Carpal Tunnel Syndrome
What is it?
Carpal tunnel syndrome occurs when the median nerve is trapped at the wrist. The majority of cases the cause of this is unknown although a few patients have arthritis, a previous injury, are pregnant or have thyroid problems.
Carpal tunnel syndrome causes pins & needles in the fingers, particularly at night,waking you from sleep. Pain may spread up the arm and some relief may be gained by shaking the hand. You may get symptoms during the day whilst driving, reading or on the phone. There may be difficulty with hand writing, doing up buttons and you may drop objects because of the loss of feeling.
What treatment is available?
In a some cases carpal tunnel syndrome may improve, particularly following pregnancy. In milder cases, a wrist splint or a cortisone injection may be helpful. The majority of cases with significant symptoms will be helped by a minor surgical procedure.

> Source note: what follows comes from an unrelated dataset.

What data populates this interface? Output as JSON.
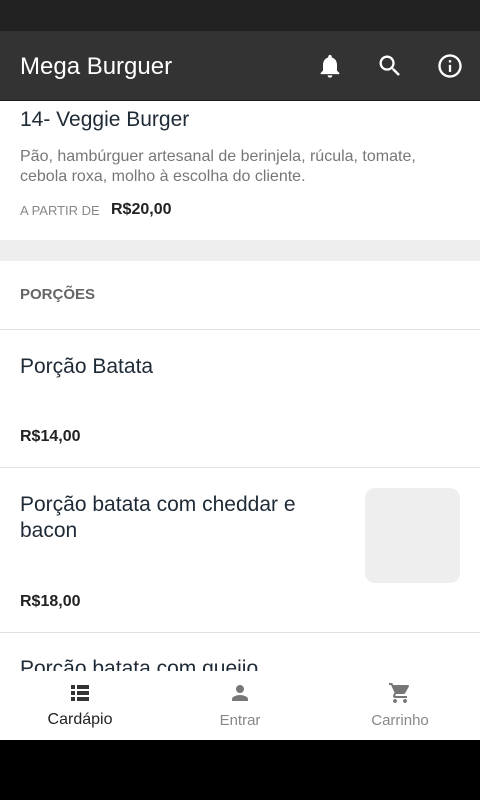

What does the operation involve?
The operation is done under local anaesthetic to "freeze" the skin at the wrist. The skin on the front of the wrist is cut and the tight band (transverse carpal ligament) trapping the nerve is divided. A tourniquet is rarely needed as any bleeding during the operation can be reduced by the use of adrenaline combined with the local anaesthetic injection used. The incision takes about 10-14 days to heal, and 6 to 8 weeks for the hand to fully recover.
Are there any risks?
These are small. Injury to the trapped nerve can occasionally occur. The wound may remain tender and swollen for several weeks following surgery. Infection is usually simple to treat with antibiotics. In a few cases, swelling, weakness, tingling or pain may persist for many months or occasionally indefinitely, particularly in elderly patients who have had symptoms for a long time.
Can it come back?
This is unlikely, although occasionally further surgery may be recommended if symptoms persist.